Но мама спешно отворачивается, не желая принимать мои безмолвные обещания, и выходит за дверь, только я все же успеваю заметить блеснувший в уголке ее серых глаз бриллиантовый осколок.
Едва захлопнулась в квартире дверь, горячая ладонь Матвея нашла мою руку, а затем ее тыльной стороны коснулись мягкие горячие губы.
— Еще чайку? До десяти нет особого смысла выходить из дома, все закрыто. Пойдем, поухаживаю за тобой, именинница.
— Пойдем, — улыбнулась я Матвею.
— А почему ты не спрашиваешь, как же я узнал-то о твоем дне рождении?
— И как же ты узнал-то о моем дне рождении?
— Ты мне рассказала!
— Я? Это когда же?
— Тогда же! Помнишь, на математике. Ты пыталась меня произвести на меня впечатление своими фокусами?
— И вовсе я не пыталась! — вспыхнула я, чувствуя, как начинают гореть мои уши.
— Пыталась-пыталась! — подтрунивает Матвей, целуя меня в кончик носа и придвигая ближе новую порцию чая, — Так вот, я решил задачку!
— Да неужели? Сам? По собственному желанию?
— Угу.
— Ты что же запомнил мой результат?
— Нет. Я запомнил разницу между моим и твоим результатом. Девятьсот. А дальше — интернет в помощь. Заново вычислил свой результат. Значит, взял число своего рождения. Умножил на два. Прибавил пять. Умножил на пятьдесят. Прибавил месяц своего рождения. Увеличил результат на девятьсот. И узнал в итоге день твоего рождения. Кто б догадался, что для этого нужно все лишь вычесть из итога двести пятьдесят. Понятия не имею, как это работает, но я проверил на всех днях рождения знакомых! Чудеса, ей богу!
Не сдержавшись, я расхохоталась!

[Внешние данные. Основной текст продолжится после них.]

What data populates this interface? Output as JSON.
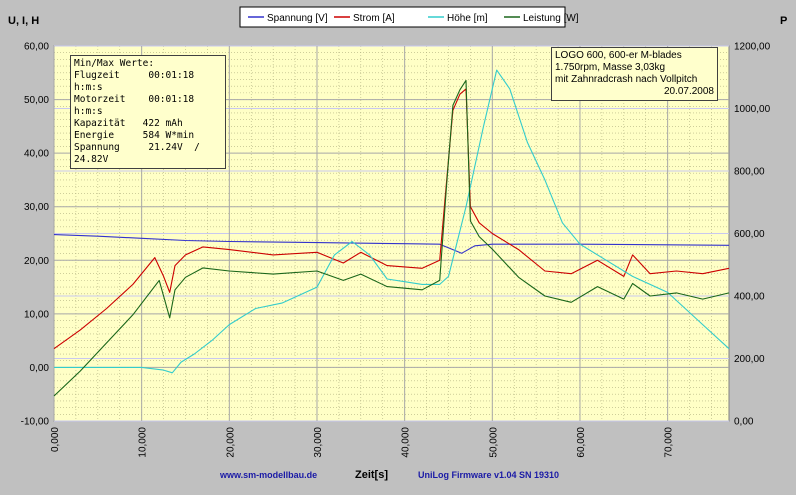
{
  "chart_data": {
    "type": "line",
    "title": "",
    "xlabel": "Zeit[s]",
    "ylabel_left": "U, I, H",
    "ylabel_right": "P",
    "xlim": [
      0,
      77000
    ],
    "ylim_left": [
      -10,
      60
    ],
    "ylim_right": [
      0,
      1200
    ],
    "x_ticks": [
      "0,000",
      "10,000",
      "20,000",
      "30,000",
      "40,000",
      "50,000",
      "60,000",
      "70,000"
    ],
    "y_ticks_left": [
      "-10,00",
      "0,00",
      "10,00",
      "20,00",
      "30,00",
      "40,00",
      "50,00",
      "60,00"
    ],
    "y_ticks_right": [
      "0,00",
      "200,00",
      "400,00",
      "600,00",
      "800,00",
      "1000,00",
      "1200,00"
    ],
    "grid": true,
    "legend_position": "top",
    "series": [
      {
        "name": "Spannung [V]",
        "axis": "left",
        "color": "#3333cc",
        "x": [
          0,
          5000,
          10000,
          15000,
          20000,
          30000,
          40000,
          44000,
          45500,
          46500,
          48000,
          50000,
          60000,
          70000,
          77000
        ],
        "y": [
          24.8,
          24.5,
          24.1,
          23.7,
          23.5,
          23.3,
          23.1,
          23.0,
          22.0,
          21.3,
          22.7,
          23.0,
          23.0,
          22.9,
          22.8
        ]
      },
      {
        "name": "Strom [A]",
        "axis": "left",
        "color": "#cc0000",
        "x": [
          0,
          3000,
          6000,
          9000,
          11500,
          12500,
          13200,
          13800,
          15000,
          17000,
          20000,
          25000,
          30000,
          33000,
          35000,
          38000,
          42000,
          44000,
          44800,
          45500,
          46300,
          47000,
          47500,
          48500,
          50000,
          53000,
          56000,
          59000,
          62000,
          65000,
          66000,
          68000,
          71000,
          74000,
          77000
        ],
        "y": [
          3.5,
          7,
          11,
          15.5,
          20.5,
          17,
          14,
          19,
          21,
          22.5,
          22,
          21,
          21.5,
          19.5,
          21.5,
          19,
          18.5,
          20,
          35,
          48,
          51,
          52,
          30,
          27,
          25,
          22,
          18,
          17.5,
          20,
          17,
          21,
          17.5,
          18,
          17.5,
          18.5
        ]
      },
      {
        "name": "Höhe [m]",
        "axis": "left",
        "color": "#33cccc",
        "x": [
          0,
          5000,
          10000,
          12500,
          13500,
          14500,
          16000,
          18000,
          20000,
          23000,
          26000,
          30000,
          32000,
          34000,
          36000,
          38000,
          40000,
          42000,
          44000,
          45000,
          47000,
          49000,
          50500,
          52000,
          54000,
          56000,
          58000,
          60000,
          63000,
          66000,
          70000,
          74000,
          77000
        ],
        "y": [
          0,
          0,
          0,
          -0.5,
          -1,
          1,
          2.5,
          5,
          8,
          11,
          12,
          15,
          21,
          23.5,
          21,
          16.5,
          16,
          15.5,
          15.5,
          17,
          30,
          45,
          55.5,
          52,
          42,
          35,
          27,
          23,
          20,
          17,
          14,
          8,
          3.5
        ]
      },
      {
        "name": "Leistung [W]",
        "axis": "right",
        "color": "#1a661a",
        "x": [
          0,
          3000,
          6000,
          9000,
          12000,
          13200,
          13800,
          15000,
          17000,
          20000,
          25000,
          30000,
          33000,
          35000,
          38000,
          42000,
          44000,
          44800,
          45500,
          46300,
          47000,
          47500,
          48500,
          50000,
          53000,
          56000,
          59000,
          62000,
          65000,
          66000,
          68000,
          71000,
          74000,
          77000
        ],
        "y": [
          80,
          160,
          250,
          340,
          450,
          330,
          420,
          460,
          490,
          480,
          470,
          480,
          450,
          470,
          430,
          420,
          450,
          760,
          1010,
          1060,
          1090,
          640,
          590,
          550,
          460,
          400,
          380,
          430,
          390,
          440,
          400,
          410,
          390,
          410
        ]
      }
    ],
    "annotations": {
      "stats_box": [
        "Min/Max Werte:",
        "Flugzeit     00:01:18",
        "h:m:s",
        "Motorzeit    00:01:18",
        "h:m:s",
        "Kapazität   422 mAh",
        "Energie     584 W*min",
        "Spannung     21.24V  /",
        "24.82V"
      ],
      "note_box": [
        "LOGO 600, 600-er M-blades",
        "1.750rpm, Masse 3,03kg",
        "mit Zahnradcrash nach Vollpitch",
        "20.07.2008"
      ],
      "footer_left": "www.sm-modellbau.de",
      "footer_right": "UniLog Firmware v1.04 SN 19310"
    }
  }
}
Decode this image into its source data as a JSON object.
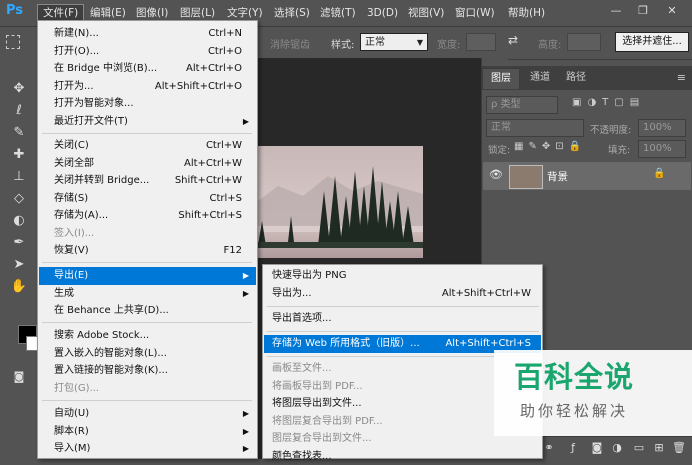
{
  "app": {
    "logo": "Ps",
    "menu": [
      "文件(F)",
      "编辑(E)",
      "图像(I)",
      "图层(L)",
      "文字(Y)",
      "选择(S)",
      "滤镜(T)",
      "3D(D)",
      "视图(V)",
      "窗口(W)",
      "帮助(H)"
    ],
    "window_controls": [
      "minimize-icon",
      "restore-icon",
      "close-icon"
    ]
  },
  "options_bar": {
    "feather_label": "消除锯齿",
    "style_label": "样式:",
    "style_value": "正常",
    "width_label": "宽度:",
    "height_label": "高度:",
    "refine_button": "选择并遮住..."
  },
  "file_menu": {
    "items": [
      {
        "label": "新建(N)...",
        "shortcut": "Ctrl+N"
      },
      {
        "label": "打开(O)...",
        "shortcut": "Ctrl+O"
      },
      {
        "label": "在 Bridge 中浏览(B)...",
        "shortcut": "Alt+Ctrl+O"
      },
      {
        "label": "打开为...",
        "shortcut": "Alt+Shift+Ctrl+O"
      },
      {
        "label": "打开为智能对象...",
        "shortcut": ""
      },
      {
        "label": "最近打开文件(T)",
        "shortcut": ""
      },
      {
        "label": "关闭(C)",
        "shortcut": "Ctrl+W"
      },
      {
        "label": "关闭全部",
        "shortcut": "Alt+Ctrl+W"
      },
      {
        "label": "关闭并转到 Bridge...",
        "shortcut": "Shift+Ctrl+W"
      },
      {
        "label": "存储(S)",
        "shortcut": "Ctrl+S"
      },
      {
        "label": "存储为(A)...",
        "shortcut": "Shift+Ctrl+S"
      },
      {
        "label": "签入(I)...",
        "shortcut": ""
      },
      {
        "label": "恢复(V)",
        "shortcut": "F12"
      },
      {
        "label": "导出(E)",
        "shortcut": ""
      },
      {
        "label": "生成",
        "shortcut": ""
      },
      {
        "label": "在 Behance 上共享(D)...",
        "shortcut": ""
      },
      {
        "label": "搜索 Adobe Stock...",
        "shortcut": ""
      },
      {
        "label": "置入嵌入的智能对象(L)...",
        "shortcut": ""
      },
      {
        "label": "置入链接的智能对象(K)...",
        "shortcut": ""
      },
      {
        "label": "打包(G)...",
        "shortcut": ""
      },
      {
        "label": "自动(U)",
        "shortcut": ""
      },
      {
        "label": "脚本(R)",
        "shortcut": ""
      },
      {
        "label": "导入(M)",
        "shortcut": ""
      }
    ]
  },
  "export_menu": {
    "items": [
      {
        "label": "快速导出为 PNG",
        "shortcut": ""
      },
      {
        "label": "导出为...",
        "shortcut": "Alt+Shift+Ctrl+W"
      },
      {
        "label": "导出首选项...",
        "shortcut": ""
      },
      {
        "label": "存储为 Web 所用格式（旧版）...",
        "shortcut": "Alt+Shift+Ctrl+S"
      },
      {
        "label": "画板至文件...",
        "shortcut": ""
      },
      {
        "label": "将画板导出到 PDF...",
        "shortcut": ""
      },
      {
        "label": "将图层导出到文件...",
        "shortcut": ""
      },
      {
        "label": "将图层复合导出到 PDF...",
        "shortcut": ""
      },
      {
        "label": "图层复合导出到文件...",
        "shortcut": ""
      },
      {
        "label": "颜色查找表...",
        "shortcut": ""
      }
    ]
  },
  "layers_panel": {
    "tabs": [
      "图层",
      "通道",
      "路径"
    ],
    "filter_label": "ρ 类型",
    "blend_mode": "正常",
    "opacity_label": "不透明度:",
    "opacity_value": "100%",
    "lock_label": "锁定:",
    "fill_label": "填充:",
    "fill_value": "100%",
    "layer_name": "背景"
  },
  "watermark": {
    "title": "百科全说",
    "subtitle": "助你轻松解决"
  }
}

Учитывая, что у математики и Матвея из общего только три первые буквы, его поступок заслуживал моего уважения.
— Я смотрю, ты постарался.
— Угу… И вообще-то рассчитываю на поощрение, так что иди сюда, Кокос.
Притянув меня к себе на колени, Матвей крепко, но бережно прижал к себе, а затем жадно и напористо впился поцелуем в губы.
Лучший день рождения в моей жизни!
Я была бы счастлива провести его на коленях Матвея, не прекращая растворяться в умопомрачительном бесконечном скольжении губ и языков, поддаваясь огню электрических импульсов, расходящихся во все, даже самые потаенные, местечки моего тела.
Катастрофически не хватало воздуха, легкие жгло, сознание заволокло туманом. Прикосновения становились смелее, опаснее, откровеннее.
— Матвей… — шептала я в его губы, — Матвей, пожалуйста… пожалуйста… — и сама не понимала, о чем прошу, то ли прекратить, то ли быть еще смелее.
Всхлипнула, так и не определившись.
Соколовский воспринял этот звук по-своему.